Les prix récompensant les scénarios demeurent également discutables, lorsque l’on voit "Démineurs" rafler la statuette du meilleur scénario original devant "Inglourious Basterds". Le film de Bigelow n’est au final qu’une succession de scénettes, certes très bien rendues, sur le quotidien des démineurs, alors que l’œuvre de Tarantino jouissait tout de même de dialogues d’une inventivité et d’une verve implacables. Il en est de même pour l’Oscar du meilleur scénario adapté, remis à "Precious" pour son adaptation édulcorant le matériau originel par une bonne dose de fantaisies, alors qu’"In the loop", réécriture brillante de la série "Thick of it", et "District 9" à la SF faisant intelligemment écho à nos sociétés modernes, étaient dans le lot.
La performance de Jeff Bridges en chanteur de country has been fut justement récompensée, en dépit de l’excellente et touchante interprétation de Colin Firth dans le film plastique de Tom Ford. Malheureusement, la réalisation léchée du grand couturier relègue en second plan la prestation de Firth, alors que Scott Cooper n’utilise aucun artifice pour ne point dénaturer l’interprétation brute de décoffrage de Bridges. En second rôle masculin, c’est bien évidement Christoph Waltz qui était tout désigné pour recevoir cet Oscar. Sans lui, "Inglourious Basterds" n’aurait certainement pas eu la même saveur.
Chez les femmes, Sandra Bullock, l’actrice la plus rentable d’Hollywood, s’est faite sacrer meilleure actrice de 2009 pour son rôle de mère de famille engagée dans "The Blind Side", alors que Gabourey Sidibe, qui porte le film « Precious », l’aurait tout aussi bien mérité. C’est finalement Mo’nique, qui joue le rôle de la mère impitoyable de Precious, qui reçut l’Oscar du meilleur second rôle féminin.

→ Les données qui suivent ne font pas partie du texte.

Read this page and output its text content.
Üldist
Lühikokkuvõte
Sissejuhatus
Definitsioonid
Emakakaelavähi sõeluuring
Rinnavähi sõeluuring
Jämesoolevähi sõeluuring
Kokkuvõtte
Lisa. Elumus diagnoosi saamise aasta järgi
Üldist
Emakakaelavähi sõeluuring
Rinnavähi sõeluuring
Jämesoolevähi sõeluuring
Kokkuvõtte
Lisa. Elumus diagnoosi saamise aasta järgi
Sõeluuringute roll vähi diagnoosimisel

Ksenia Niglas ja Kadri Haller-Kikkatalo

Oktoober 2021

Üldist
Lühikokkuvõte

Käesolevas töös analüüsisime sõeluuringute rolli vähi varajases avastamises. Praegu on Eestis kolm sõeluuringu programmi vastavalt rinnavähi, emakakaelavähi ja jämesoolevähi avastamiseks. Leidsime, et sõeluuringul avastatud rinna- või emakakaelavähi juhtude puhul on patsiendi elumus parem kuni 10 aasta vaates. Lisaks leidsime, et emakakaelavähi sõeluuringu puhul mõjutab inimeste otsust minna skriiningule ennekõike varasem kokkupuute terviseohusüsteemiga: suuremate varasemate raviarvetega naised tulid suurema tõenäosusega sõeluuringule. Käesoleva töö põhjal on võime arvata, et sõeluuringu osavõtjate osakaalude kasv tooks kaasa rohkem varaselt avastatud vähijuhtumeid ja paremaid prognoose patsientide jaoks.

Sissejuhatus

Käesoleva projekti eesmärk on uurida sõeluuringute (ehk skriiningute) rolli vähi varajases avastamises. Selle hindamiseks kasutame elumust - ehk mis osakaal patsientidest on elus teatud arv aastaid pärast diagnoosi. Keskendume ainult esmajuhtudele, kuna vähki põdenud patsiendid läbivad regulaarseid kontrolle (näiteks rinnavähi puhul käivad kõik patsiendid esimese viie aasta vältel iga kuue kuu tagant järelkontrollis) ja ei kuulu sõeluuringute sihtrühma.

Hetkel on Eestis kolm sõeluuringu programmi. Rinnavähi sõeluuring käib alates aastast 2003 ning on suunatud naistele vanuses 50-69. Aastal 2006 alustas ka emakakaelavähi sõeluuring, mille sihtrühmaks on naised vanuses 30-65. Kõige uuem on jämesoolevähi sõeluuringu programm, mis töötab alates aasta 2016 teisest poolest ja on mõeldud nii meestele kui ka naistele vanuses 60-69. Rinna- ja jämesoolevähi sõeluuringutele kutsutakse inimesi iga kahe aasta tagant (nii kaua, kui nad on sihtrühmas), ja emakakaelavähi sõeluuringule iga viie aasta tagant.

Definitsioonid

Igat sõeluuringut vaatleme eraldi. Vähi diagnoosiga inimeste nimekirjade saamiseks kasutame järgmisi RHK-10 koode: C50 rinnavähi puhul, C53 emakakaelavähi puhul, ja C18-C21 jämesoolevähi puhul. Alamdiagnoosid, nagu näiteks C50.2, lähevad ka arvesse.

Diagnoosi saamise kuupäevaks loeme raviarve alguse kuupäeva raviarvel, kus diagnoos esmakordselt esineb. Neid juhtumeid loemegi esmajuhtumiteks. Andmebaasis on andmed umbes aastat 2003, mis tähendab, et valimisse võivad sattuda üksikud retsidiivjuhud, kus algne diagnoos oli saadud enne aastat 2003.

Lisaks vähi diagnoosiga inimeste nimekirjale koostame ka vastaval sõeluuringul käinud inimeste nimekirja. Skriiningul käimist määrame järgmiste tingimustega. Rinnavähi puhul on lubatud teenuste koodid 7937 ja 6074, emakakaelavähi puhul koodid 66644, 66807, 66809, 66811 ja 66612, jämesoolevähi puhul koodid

Des cinq performances nominées, je ne dirais pas qu’il s’agit de la meilleure, car un peu plus de retenu dans son jeu aurait profité au personnage, mais il s’agissait là du rôle le plus intense et donc le plus sujet à la faveur des votants.
Enfin, les grands espoirs français ont échoué avec le prix du meilleur film étranger remis aux auteurs argentins de "Dans ses yeux”, qui est certes un excellent polar mais qui, sans être chauvin, n’égale aucunement la puissance d’"Un Prophète". Avec la récompense de "Coco avant Chanel" passant à la trappe au profit de "Victoria, jeune reine", la France se contentera de l’Oscar du meilleur court métrage d’animation ("Logorama", réalisé par un français).
Néanmoins, l’artistique mis à part, on peut tout de même dire que les producteurs français ont su placer leur billes dans des films de qualité, tels que l’excellent documentaire "The Cove" (coproduit par Luc Besson) et le fameux "Démineurs" (coproduit par Nicolas Chartier), grand vainqueur de cette 82ème édition des Oscars.